Ataques en Magdeburgo: la cautela como arma Ruth Ferrero-Turrión
MALA HIERBA
La guerra y las contradicciones
El aforismo nos indica que la primera víctima de una guerra es la verdad. En esta no tenemos claras demasiadas cosas, pero sí las primeras cifras de bajas y afectados. Hasta este martes 8 de marzo, las Naciones Unidas estiman que han muerto 474 civiles y que unos dos millones de personas han abandonado el país, el mayor movimiento de refugiados en suelo europeo desde 1945. A esto habría que sumarle un confuso número de soldados caídos en combate, alrededor de dos mil independientemente de su uniforme. A los muertos ya no les importan las banderas, las órdenes de los generales, los himnos y la propaganda. Yacen sobre la tierra o sobre el asfalto, postura de muñeco de trapo, ojos vidriosos. Muchos de ellos pierden sus zapatos, todos la vida. Eso lo sabemos con claridad: quien muere, muere para siempre.

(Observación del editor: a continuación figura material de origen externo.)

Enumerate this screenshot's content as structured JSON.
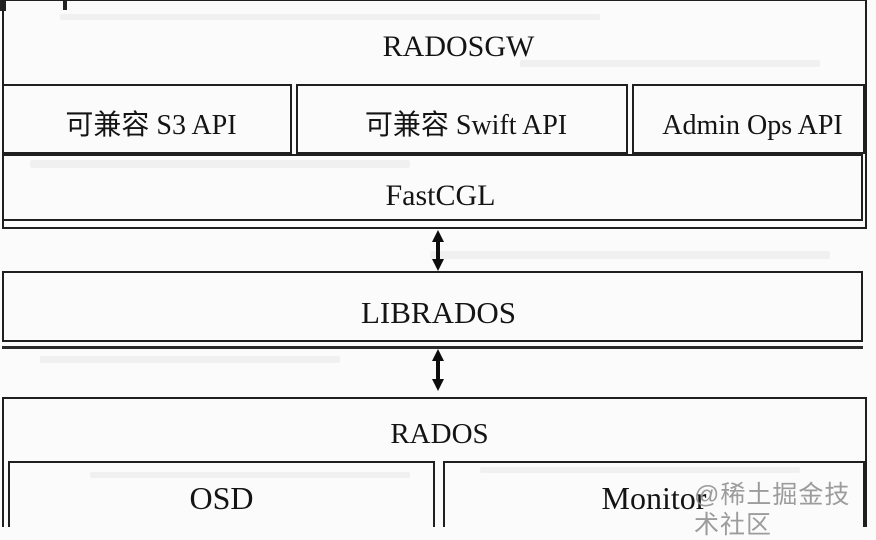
{
  "diagram": {
    "title": "RADOSGW",
    "api_row": [
      {
        "label": "可兼容 S3 API"
      },
      {
        "label": "可兼容 Swift API"
      },
      {
        "label": "Admin Ops API"
      }
    ],
    "fastcgi": {
      "label": "FastCGL"
    },
    "librados": {
      "label": "LIBRADOS"
    },
    "rados": {
      "label": "RADOS",
      "children": [
        {
          "label": "OSD"
        },
        {
          "label": "Monitor"
        }
      ]
    },
    "connections": [
      {
        "from": "FastCGL",
        "to": "LIBRADOS",
        "type": "bidirectional-arrow"
      },
      {
        "from": "LIBRADOS",
        "to": "RADOS",
        "type": "bidirectional-arrow"
      }
    ],
    "watermark": "@稀土掘金技术社区",
    "colors": {
      "border": "#1f1f1f",
      "text": "#141414",
      "watermark": "#8f8f8f",
      "background": "#fbfbfb"
    }
  }
}
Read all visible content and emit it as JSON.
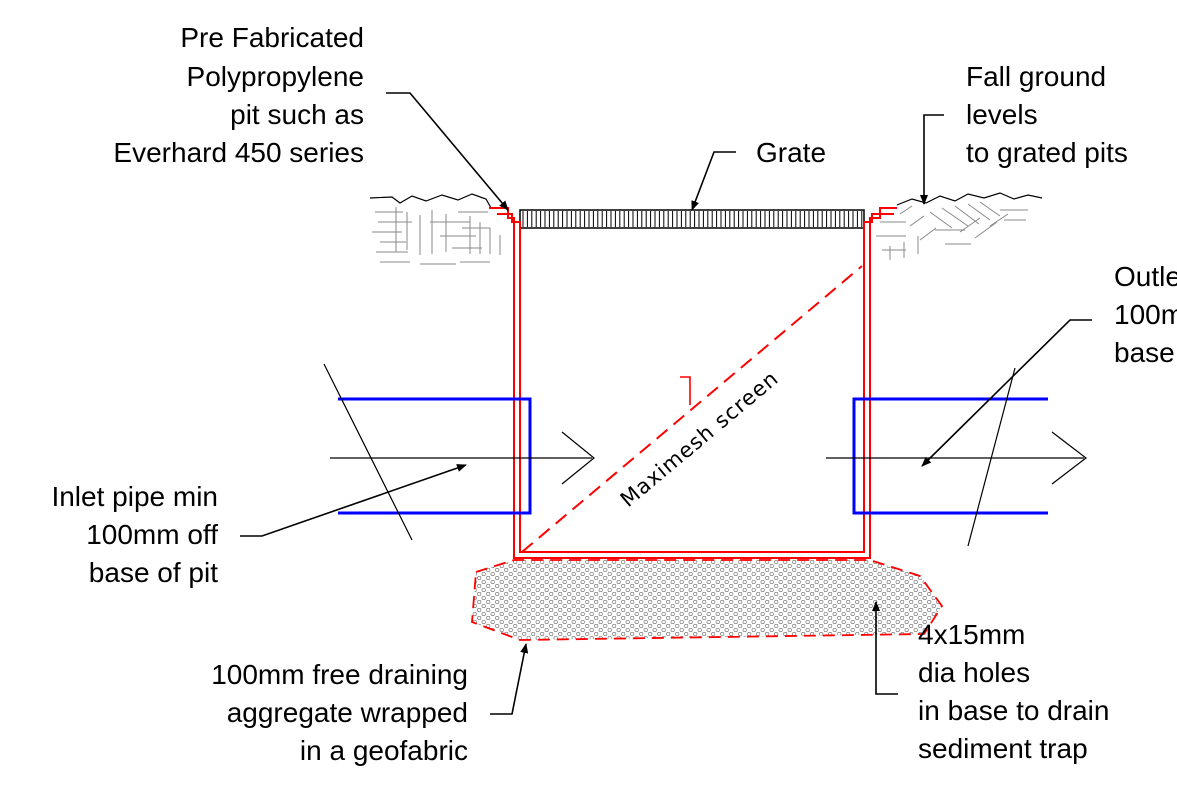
{
  "labels": {
    "pit": [
      "Pre Fabricated",
      "Polypropylene",
      "pit such as",
      "Everhard 450 series"
    ],
    "grate": "Grate",
    "fall": [
      "Fall ground",
      "levels",
      "to grated pits"
    ],
    "outlet": [
      "Outle",
      "100m",
      "base"
    ],
    "screen": "Maximesh screen",
    "inlet": [
      "Inlet pipe min",
      "100mm off",
      "base of pit"
    ],
    "aggregate": [
      "100mm free draining",
      "aggregate wrapped",
      "in a geofabric"
    ],
    "holes": [
      "4x15mm",
      "dia holes",
      "in base to drain",
      "sediment trap"
    ]
  },
  "colors": {
    "pit_wall": "#ff0000",
    "pipe": "#0000ff",
    "line": "#000000",
    "aggregate": "#b0b0b0"
  }
}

Josep Borrell, el representante de la UE en Defensa y Seguridad, está resultando una de las figuras clave de esta crisis, lo que nos indica un cambio sustancial con respecto a conflictos anteriores: la Unión está jugando un papel tan notable como el de los propios Gobiernos europeos. La UE está preocupada por aquello de que los ciudadanos no tengamos claras las cosas, es decir, la desinformación. Borrel ha anunciado este martes en el Parlamento Europeo “un mecanismo para sancionar a actores nocivos que desinforman”, algo que se sumaría al bloqueo de los medios estatales rusos RT y Sputnik. La invasión, según Borrell, “evidencia por qué hay que prestar atención a la injerencia y la desinformación por agentes extranjeros [...] La información es el combustible de la democracia y si la información es mala y está contaminada por la mentira, los ciudadanos no pueden tener cabal conocimiento de la realidad y su juicio político estará sesgado”.

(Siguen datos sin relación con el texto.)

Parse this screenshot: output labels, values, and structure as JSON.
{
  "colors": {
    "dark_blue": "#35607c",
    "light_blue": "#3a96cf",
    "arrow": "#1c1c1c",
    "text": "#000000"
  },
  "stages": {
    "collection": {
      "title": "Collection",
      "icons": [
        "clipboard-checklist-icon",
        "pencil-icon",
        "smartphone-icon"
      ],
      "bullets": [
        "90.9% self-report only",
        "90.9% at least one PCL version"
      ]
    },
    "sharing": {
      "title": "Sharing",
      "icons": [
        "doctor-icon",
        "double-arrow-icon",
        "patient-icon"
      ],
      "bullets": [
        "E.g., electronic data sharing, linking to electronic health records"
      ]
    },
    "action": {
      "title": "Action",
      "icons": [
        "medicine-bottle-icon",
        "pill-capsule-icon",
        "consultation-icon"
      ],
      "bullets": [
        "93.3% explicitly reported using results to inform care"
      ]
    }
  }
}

Frente a estas declaraciones, y a la espera de saber exactamente cuáles serán esas nuevas herramientas, cabe asentir con energía, llevarse las manos a la cabeza o enfrentar el reto. Primero el legal, ya que en España, según el artículo 20.5 de la Constitución, solo una resolución judicial permitirá el secuestro de los medios de información. Segundo el teórico, cómo distinguirán los jueces una línea editorial de una estrategia de desinformación premeditada. Esta crisis va a cambiar muchas cosas, entre ellas la relación que las sociedades van a tener con la información, distribuida en radios, periódicos y televisiones, pero cada vez más en redes sociales, servicios de mensajería y actores informales como youtubers. Sabemos que, al menos desde el Brexit, tenemos un problema con la desinformación. También que en la pandemia hemos asistido a auténticas campañas coordinadas para la extensión del caos y lo falso: los actores no fueron rusos, sino nacionales y de extrema derecha. ¿Merece la pena enfrentar a las mentiras que desestabilizan a la sociedad envenenando su juicio o caeremos en un autoritarismo comunicativo? El gobierno ruso ha promulgado ya una ley contra las noticias falsas sobre el ejército y su papel en la guerra, que allí es una “operación especial”, no una “invasión”: los condenados se enfrentan a penas de hasta quince años de prisión.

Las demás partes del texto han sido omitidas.